Il y a d’autres formes de néologismes et d’archaïsmes que pratiquent les jeunes poètes. Ils prennent souvent les mots, M. de Régnier notamment, dans une signification plus voisine de l’étymologie, ou en rajeunissent le sens par des alliances ingénieuses, comme ont fait de tout temps les maîtres. Telles figures leur sont familières, qui conviennent particulièrement au caractère de la poésie nouvelle. C’est ainsi qu’ils passent de l’acception propre à l’acception figurée en prêtant aux choses leurs propres sentiments ; et ce procéda sans doute n’est point nouveau, mais ils l’emploient plus souvent que leurs devanciers et avec plus de hardiesse. Verlaine dit :


Le son du cor s’afflige vers les bois[2],


ou :


                                        Deux jeunes filles
Qui s’en vont pâlir sous les chastes charmilles[3].

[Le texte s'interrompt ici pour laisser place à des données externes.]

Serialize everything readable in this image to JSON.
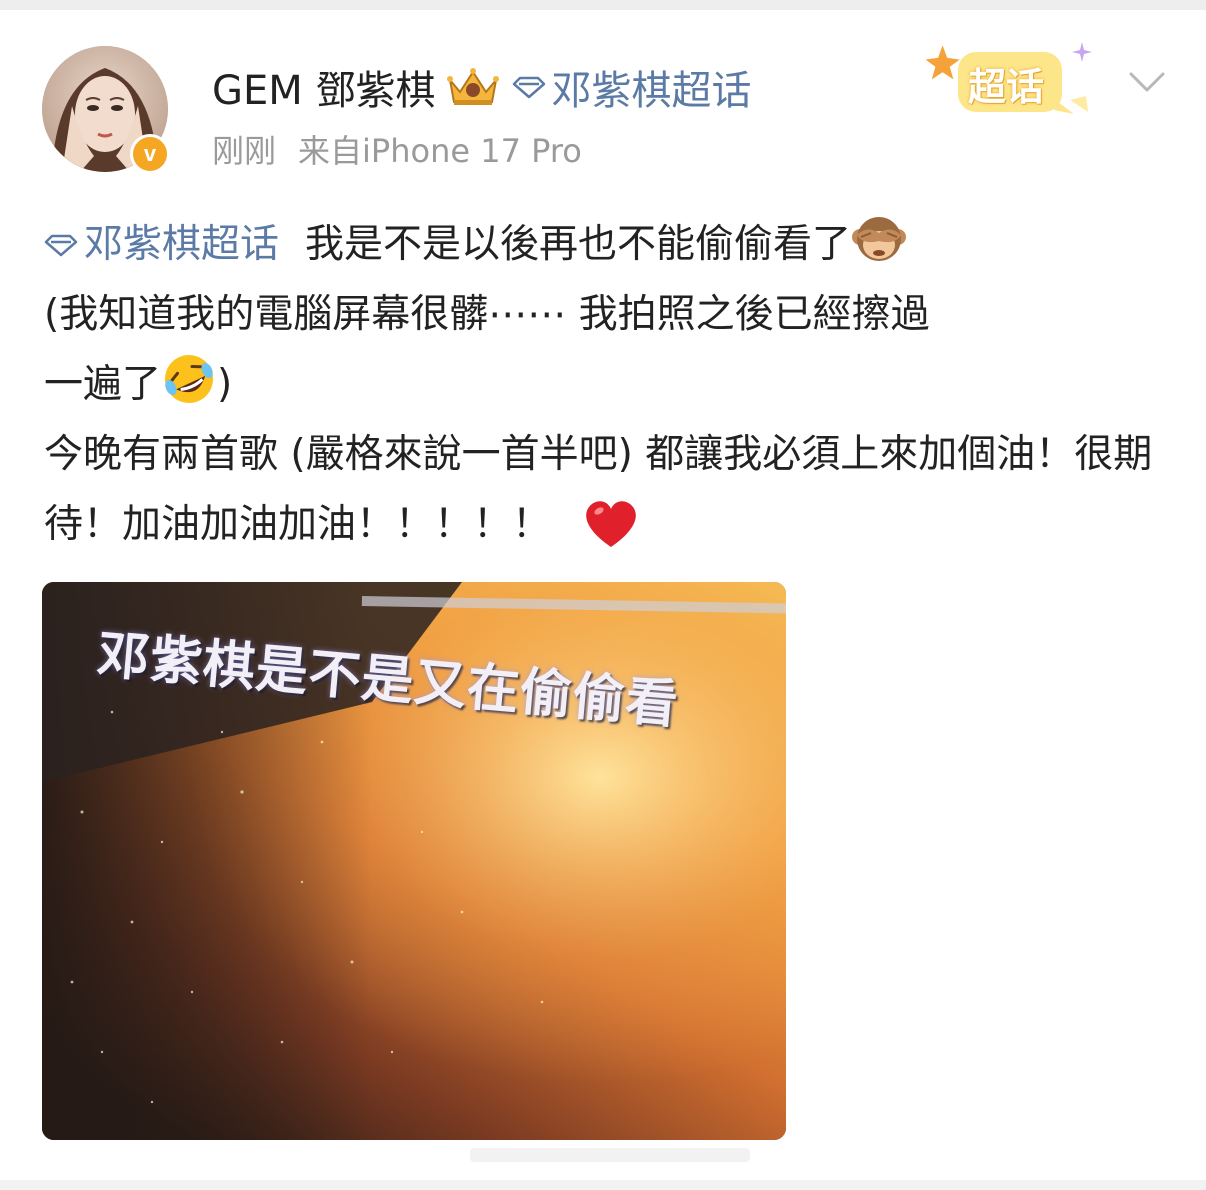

De même, ils usent de transpositions qui se rapportent à la secrète correspondance des sons, des couleurs et des parfums indiquée déjà par Baudelaire[4]. Ils diront entre autres :


Et de beaux chœurs de voix d’homme et de femme
Montaient parmi l’ouragan des bruits ignés[5].


  1. Sur M. Jean Moréas, cf. p. 217.
  2. Sagesse.
  3. Romances sans paroles, Ariettes oubliées.
  4. Cf. p. 181.
  5. Verlaine, Naguère, Crimen amoris.